Al Qaeda's wing in Yemen blamed a renegade fighter for targeting medics and patients in a military hospital during its attack on the Defence Ministry compound in Sanaa earlier this month, it said in a statement released on Saturday.
"We do not fight in this way, and this not what we call on people to do, and this is not our approach," it said in the statement, adding it had warned its fighters not to attack the hospital.
The killing of unarmed medics and patients, captured on closed-circuit television footage and broadcast by state media, caused widespread outrage in Yemen, where al Qaeda has portrayed itself as fighting for normal people against foreign drone strikes.
Al Qaeda's offshoot Ansar al-Sharia (Partisans of Islamic Law) claimed responsibility earlier this month for the Dec. 5 assault in which at least 52 people were killed, the worst such attack in Yemen for 18 months.

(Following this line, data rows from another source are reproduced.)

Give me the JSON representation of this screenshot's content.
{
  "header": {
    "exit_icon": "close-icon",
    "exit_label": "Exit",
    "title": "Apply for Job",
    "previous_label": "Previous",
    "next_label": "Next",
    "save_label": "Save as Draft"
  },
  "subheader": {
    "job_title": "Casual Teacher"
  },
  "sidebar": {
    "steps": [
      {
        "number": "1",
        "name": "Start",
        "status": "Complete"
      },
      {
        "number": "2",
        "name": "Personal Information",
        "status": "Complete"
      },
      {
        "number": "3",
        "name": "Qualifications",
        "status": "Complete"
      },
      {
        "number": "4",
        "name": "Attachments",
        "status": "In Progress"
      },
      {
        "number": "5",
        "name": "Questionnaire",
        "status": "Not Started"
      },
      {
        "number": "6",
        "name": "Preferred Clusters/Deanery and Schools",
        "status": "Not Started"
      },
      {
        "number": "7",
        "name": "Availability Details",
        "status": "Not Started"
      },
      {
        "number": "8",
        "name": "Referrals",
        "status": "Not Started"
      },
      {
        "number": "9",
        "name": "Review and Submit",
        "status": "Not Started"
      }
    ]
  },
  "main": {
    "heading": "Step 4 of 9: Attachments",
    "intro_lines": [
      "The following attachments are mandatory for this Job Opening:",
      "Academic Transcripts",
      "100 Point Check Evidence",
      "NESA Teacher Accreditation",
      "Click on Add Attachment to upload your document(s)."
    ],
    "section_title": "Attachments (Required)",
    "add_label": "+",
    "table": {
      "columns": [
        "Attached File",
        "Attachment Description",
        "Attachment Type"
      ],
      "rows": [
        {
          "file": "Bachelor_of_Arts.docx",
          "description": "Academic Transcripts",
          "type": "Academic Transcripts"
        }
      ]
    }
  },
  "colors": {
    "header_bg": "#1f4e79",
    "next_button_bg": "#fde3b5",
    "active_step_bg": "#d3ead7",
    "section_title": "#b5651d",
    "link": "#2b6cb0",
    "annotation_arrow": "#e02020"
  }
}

It said it attacked the compound because it believed it to house an operations room for drone attacks carried out by the United States against Islamist militants, which have also led to civilian deaths.
Many of those killed died inside the compound's hospital, where staff said they had seen foreign doctors and nurses executed by attackers.
The footage released on state television showed uniformed figures wandering around the hospital's corridors and wards shooting medics and patients.
One attacker was shown walking up to a group of cowering patients and calmly tossing a hand grenade into their midst before ducking behind a wall.